The Forgotten Room
They gave the space a strange, anonymous feel. There was only one exit—a large, doorless arch directly to the south—and after finishing his reconnoiter Logan moved through it.
    He paused a moment to put down his duffel and page through the working blueprints and reports he had brought with him. Based on the construction schedule, the first job would—naturally enough—be the demo. One team of workmen had been tasked with demolishing the fixtures in preparation for a full-scale rebuilding. A second team of workmen had been given the rather more delicate job of tearing down certain non-load-bearing walls on the second floor to make way for what had been termed in the architectural specs “lateral corridor A” and “lateral corridor B”—the two new hallways off which the redesigned office and lab spaces would be constructed. The rest would follow later.

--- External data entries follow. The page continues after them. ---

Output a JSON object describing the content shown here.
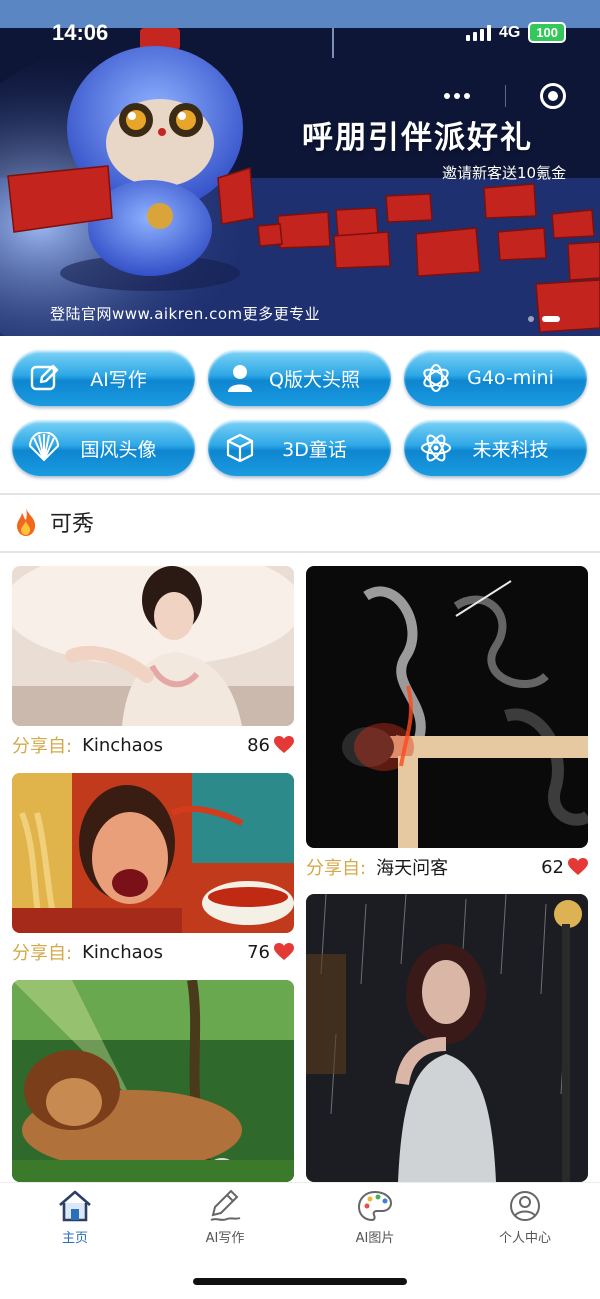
{
  "status_bar": {
    "time": "14:06",
    "network": "4G",
    "battery": "100"
  },
  "banner": {
    "title": "呼朋引伴派好礼",
    "subtitle": "邀请新客送10氪金",
    "footer": "登陆官网www.aikren.com更多更专业",
    "slide_count": 2,
    "active_slide": 2
  },
  "quick_actions": [
    {
      "label": "AI写作",
      "icon": "edit-icon"
    },
    {
      "label": "Q版大头照",
      "icon": "person-icon"
    },
    {
      "label": "G4o-mini",
      "icon": "openai-icon"
    },
    {
      "label": "国风头像",
      "icon": "fan-icon"
    },
    {
      "label": "3D童话",
      "icon": "cube-icon"
    },
    {
      "label": "未来科技",
      "icon": "atom-icon"
    }
  ],
  "section": {
    "title": "可秀",
    "icon": "fire-icon"
  },
  "feed": {
    "share_prefix": "分享自:",
    "items": [
      {
        "user": "Kinchaos",
        "likes": "86",
        "image": "woman-qipao-illustration"
      },
      {
        "user": "海天问客",
        "likes": "62",
        "image": "smoke-violinist-match"
      },
      {
        "user": "Kinchaos",
        "likes": "76",
        "image": "spicy-noodle-face"
      },
      {
        "user": "",
        "likes": "",
        "image": "sleeping-lion-jungle"
      },
      {
        "user": "",
        "likes": "",
        "image": "woman-in-rain-street"
      }
    ]
  },
  "tab_bar": {
    "tabs": [
      {
        "label": "主页",
        "icon": "home-icon",
        "active": true
      },
      {
        "label": "AI写作",
        "icon": "pen-icon",
        "active": false
      },
      {
        "label": "AI图片",
        "icon": "palette-icon",
        "active": false
      },
      {
        "label": "个人中心",
        "icon": "user-icon",
        "active": false
      }
    ]
  },
  "colors": {
    "accent": "#2b6fb7",
    "button_blue": "#1a9be0",
    "share_prefix": "#d4a94a",
    "heart": "#e53935"
  }
}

    Stepping into the space beyond the vestibule, Logan found himself in darkness once again, the only light being that which filtered in from the front office. He looked around, found another bank of lights, and turned on the switches. Nothing: clearly, the electricity had been turned off for the purposes of demolition. Switching the flashlight back on, he found he was standing in a seemingly roofless space. There were additional drop cloths on the floor, but here they had been wadded and twisted this way and that by the passage of numerous booted feet, and Logan could see the heavy dust that lay on the floorboards beneath. On all sides, ancient stones rose up around him: Delaveaux’s ceremonial henge. Hemmed in by walls, the liths seemed even larger than they actually were. Logan let his flashlight shine on them, angling its beamup toward the ceiling far above. They were rough-hewn, dark, tapering slightly toward their top edges. What events, good or ill, had they witnessed? Had they seen Richard III die in the nearby battle that marked the fall of the Plantagenets? Or older ceremonies, profane and dark? There was something about these silent sentinels that Logan found unsettling, and he was careful not to touch them as he moved on.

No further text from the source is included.